Per me era una forte emozione andare a scuola con tanti nuovi compagni ma in realtà ho capito in breve tempo che avevo la fortuna di avere un insegnante unico.
Sergio era un maestro innovativo rispetto agli altri, ci insegnava tante cose in maniera semplice, incuriosendoci e facendoci anche divertire.
Imparavamo le tabelline facendo le sfide tra di noi e in quarta e quinta classe ci aveva insegnato a fare il giornalino che per quei tempi era una cosa avveniristica.
Finite le elementari ci siamo lasciati ma dopo anni l’ho incontrato per caso a Genova.
Lui era andato in pensione a vivere con Elisabetta a Montenidoli ed abbiamo incominciato a frequentarci.
Sergio era carismatico ed esercitava su tutti un fascino particolare.
Siamo diventati grandi amici e l’ho capito ancora di più quando lo sono andato a trovare una delle ultime volte che l’ho visto.

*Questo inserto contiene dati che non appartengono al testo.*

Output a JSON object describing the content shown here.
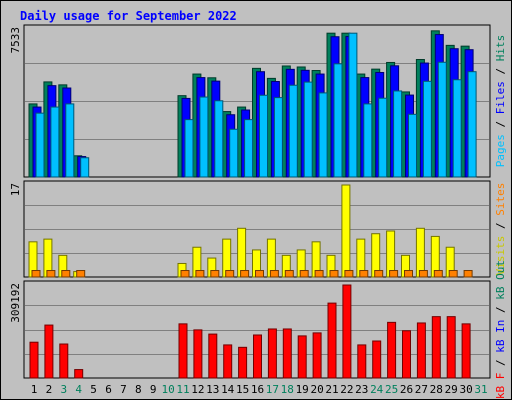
{
  "chart_data": {
    "type": "bar",
    "title": "Daily usage for September 2022",
    "categories": [
      "1",
      "2",
      "3",
      "4",
      "5",
      "6",
      "7",
      "8",
      "9",
      "10",
      "11",
      "12",
      "13",
      "14",
      "15",
      "16",
      "17",
      "18",
      "19",
      "20",
      "21",
      "22",
      "23",
      "24",
      "25",
      "26",
      "27",
      "28",
      "29",
      "30",
      "31"
    ],
    "weekend_days": [
      3,
      4,
      10,
      11,
      17,
      18,
      24,
      25,
      31
    ],
    "panels": [
      {
        "max_label": "7533",
        "ylim": [
          0,
          7533
        ],
        "axis_legend": [
          {
            "text": "Pages",
            "color": "#00c0ff"
          },
          {
            "text": " / ",
            "color": "#000000"
          },
          {
            "text": "Files",
            "color": "#0000ff"
          },
          {
            "text": " / ",
            "color": "#000000"
          },
          {
            "text": "Hits",
            "color": "#00805c"
          }
        ],
        "series": [
          {
            "name": "Hits",
            "color": "#00805c",
            "values": [
              3720,
              4840,
              4690,
              1080,
              0,
              0,
              0,
              0,
              0,
              0,
              4140,
              5240,
              5050,
              3330,
              3560,
              5530,
              5020,
              5650,
              5600,
              5420,
              7320,
              7320,
              5240,
              5490,
              5830,
              4330,
              5980,
              7440,
              6700,
              6660,
              0
            ]
          },
          {
            "name": "Files",
            "color": "#0000ff",
            "values": [
              3560,
              4650,
              4530,
              1040,
              0,
              0,
              0,
              0,
              0,
              0,
              4000,
              5060,
              4880,
              3170,
              3410,
              5360,
              4860,
              5480,
              5430,
              5240,
              7140,
              7150,
              5060,
              5320,
              5660,
              4170,
              5800,
              7250,
              6530,
              6480,
              0
            ]
          },
          {
            "name": "Pages",
            "color": "#00c0ff",
            "values": [
              3250,
              3560,
              3720,
              980,
              0,
              0,
              0,
              0,
              0,
              0,
              2920,
              4070,
              3880,
              2430,
              2920,
              4160,
              4040,
              4670,
              4830,
              4280,
              5760,
              7320,
              3720,
              4010,
              4380,
              3190,
              4870,
              5840,
              4950,
              5360,
              0
            ]
          }
        ]
      },
      {
        "max_label": "17",
        "ylim": [
          0,
          17
        ],
        "axis_legend": [
          {
            "text": "Visits",
            "color": "#c8c800"
          },
          {
            "text": " / ",
            "color": "#000000"
          },
          {
            "text": "Sites",
            "color": "#ff8000"
          }
        ],
        "series": [
          {
            "name": "Visits",
            "color": "#ffff00",
            "values": [
              6.5,
              7,
              4,
              1,
              0,
              0,
              0,
              0,
              0,
              0,
              2.5,
              5.5,
              3.5,
              7,
              9,
              5,
              7,
              4,
              5,
              6.5,
              4,
              17,
              7,
              8,
              8.5,
              4,
              9,
              7.5,
              5.5,
              0,
              0
            ]
          },
          {
            "name": "Sites",
            "color": "#ff8000",
            "values": [
              1.2,
              1.2,
              1.2,
              1.2,
              0,
              0,
              0,
              0,
              0,
              0,
              1.2,
              1.2,
              1.2,
              1.2,
              1.2,
              1.2,
              1.2,
              1.2,
              1.2,
              1.2,
              1.2,
              1.2,
              1.2,
              1.2,
              1.2,
              1.2,
              1.2,
              1.2,
              1.2,
              1.2,
              0
            ]
          }
        ]
      },
      {
        "max_label": "309192",
        "ylim": [
          0,
          309192
        ],
        "axis_legend": [
          {
            "text": "kB F",
            "color": "#ff0000"
          },
          {
            "text": " / ",
            "color": "#000000"
          },
          {
            "text": "kB In",
            "color": "#0000ff"
          },
          {
            "text": " / ",
            "color": "#000000"
          },
          {
            "text": "kB Out",
            "color": "#00805c"
          }
        ],
        "series": [
          {
            "name": "kB F",
            "color": "#ff0000",
            "values": [
              119000,
              176000,
              113000,
              28000,
              0,
              0,
              0,
              0,
              0,
              0,
              180000,
              160000,
              146000,
              110000,
              102000,
              143000,
              163000,
              163000,
              140000,
              150000,
              249000,
              309192,
              110000,
              123000,
              185000,
              157000,
              183000,
              204000,
              204000,
              180000,
              0
            ]
          }
        ]
      }
    ]
  }
}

Ricordo che gli avevo telefonato preannunciando la mia visita.
Lui mi rispose di andare alla domenica perché il sabato era a Roma a presentare il suo libro “Il lungo giorno del picchio”.
Andai quella domenica e mi accolse nel suo studio con il suo libro in mano e mi disse: “Questo è il mio libro e te lo voglio regalare”. Si sedette alla scrivania e mi scrisse nella prima pagina una dedica: “A Claudio, che ho conosciuto come allievo e nel corso degli anni ha saputo trasformarsi in un grande amico”.
Mi emozionai e non riuscii a proferire parola perché avevo un groppo alla gola. Lo abbracciai e mi > scesero sul viso delle lacrime sincere.